Sutherland L A, Campbell M, Ornstein K, Wildemuth B, Lobach D
School of Public Health, University of North Carolina, Chapel Hill, North Carolina 27599-7400, USA.
Am J Prev Med. 2001 Nov;21(4):320-4. doi: 10.1016/s0749-3797(01)00362-2.
Direct entry of personal health survey information into a computer by patients could streamline clinical data collection, improve completeness and accuracy of health information available to providers, and provide data for tailoring health education messages. Few computerized programs, however, have been developed to adapt the interface to diverse literacy levels, language, computer skills, and health literacy levels of the broad spectrum of patient populations.

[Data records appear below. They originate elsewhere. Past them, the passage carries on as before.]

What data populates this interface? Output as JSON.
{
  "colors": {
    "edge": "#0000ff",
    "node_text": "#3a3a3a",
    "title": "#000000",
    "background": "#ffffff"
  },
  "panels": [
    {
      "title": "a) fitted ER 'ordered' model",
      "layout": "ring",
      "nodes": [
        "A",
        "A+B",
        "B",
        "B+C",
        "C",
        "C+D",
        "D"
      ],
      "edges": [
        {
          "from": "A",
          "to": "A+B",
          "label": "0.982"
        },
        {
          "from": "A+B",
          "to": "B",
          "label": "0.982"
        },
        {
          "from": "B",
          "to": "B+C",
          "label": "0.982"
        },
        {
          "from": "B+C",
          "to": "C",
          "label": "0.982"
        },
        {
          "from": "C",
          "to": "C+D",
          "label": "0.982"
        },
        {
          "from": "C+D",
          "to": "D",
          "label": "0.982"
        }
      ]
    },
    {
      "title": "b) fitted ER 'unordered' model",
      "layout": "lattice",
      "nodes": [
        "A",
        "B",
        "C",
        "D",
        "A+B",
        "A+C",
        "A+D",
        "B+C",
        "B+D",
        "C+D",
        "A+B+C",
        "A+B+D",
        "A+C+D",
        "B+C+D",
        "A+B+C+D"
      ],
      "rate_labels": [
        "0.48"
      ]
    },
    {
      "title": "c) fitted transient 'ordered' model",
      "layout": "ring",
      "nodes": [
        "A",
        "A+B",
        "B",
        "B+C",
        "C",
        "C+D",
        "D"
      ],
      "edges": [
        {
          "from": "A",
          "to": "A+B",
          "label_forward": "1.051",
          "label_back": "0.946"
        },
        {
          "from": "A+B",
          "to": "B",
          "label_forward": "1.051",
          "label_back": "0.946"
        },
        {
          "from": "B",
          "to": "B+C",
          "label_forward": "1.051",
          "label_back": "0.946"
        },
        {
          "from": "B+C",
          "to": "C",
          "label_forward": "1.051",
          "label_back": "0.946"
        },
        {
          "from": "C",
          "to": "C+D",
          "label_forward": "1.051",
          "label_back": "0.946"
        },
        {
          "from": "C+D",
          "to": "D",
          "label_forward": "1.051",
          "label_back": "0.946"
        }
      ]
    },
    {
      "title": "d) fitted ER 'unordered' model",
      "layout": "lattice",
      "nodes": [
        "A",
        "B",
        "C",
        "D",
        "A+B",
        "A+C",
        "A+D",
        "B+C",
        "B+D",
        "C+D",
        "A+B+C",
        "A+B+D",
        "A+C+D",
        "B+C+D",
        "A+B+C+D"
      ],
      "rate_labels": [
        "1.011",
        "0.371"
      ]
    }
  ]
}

To develop such a program, we conducted cognitive response interviews with a diverse sample of 21 adult participants from two North Carolina health clinics. Participants were placed into one of three interview categories: (1) low reading skill level, low computer skills; (2) high reading skill level, low computer skills; and (3) high reading skill level, high computer skills. The "think-aloud" technique was employed to elicit feedback on a series of computer interface screens and health risk assessment questions.
Interface-related findings showed that preference for touchscreen versus keyboard data entry was not strongly related to computer skill level but was related to question type. Respondents with limited education indicated that they would not click on a "help" or hyperlink option to get more information and that frequent reminders of directions on the screen were needed. Content-related findings showed numerous misperceptions regarding meanings of common health questions and terminology (e.g., seat belt use and intravenous drugs).
These findings have implications for health literacy and may have an impact on the accuracy of information obtained. Study results will be incorporated into the development and testing of an innovative, adaptive multimedia program.
患者直接将个人健康调查信息输入计算机可简化临床数据收集,提高提供者可获取的健康信息的完整性和准确性,并为定制健康教育信息提供数据。然而,很少有计算机程序针对广泛患者群体的不同识字水平、语言、计算机技能和健康素养水平来调整界面。
为开发这样一个程序,我们对来自北卡罗来纳州两家健康诊所的21名成年参与者的不同样本进行了认知反应访谈。参与者被分为三个访谈类别之一:(1)低阅读技能水平、低计算机技能;(2)高阅读技能水平、低计算机技能;(3)高阅读技能水平、高计算机技能。采用“边想边说”技术,以获取关于一系列计算机界面屏幕和健康风险评估问题的反馈。
与界面相关的发现表明,对触摸屏与键盘数据输入的偏好与计算机技能水平没有强烈关联,但与问题类型有关。受教育程度有限的受访者表示,他们不会点击“帮助”或超链接选项以获取更多信息,并且需要在屏幕上频繁提醒操作说明。与内容相关的发现表明,对常见健康问题和术语(如安全带使用和静脉注射药物)的含义存在许多误解。
这些发现对健康素养有影响,可能会影响所获信息的准确性。研究结果将纳入一个创新的、适应性多媒体程序的开发和测试中。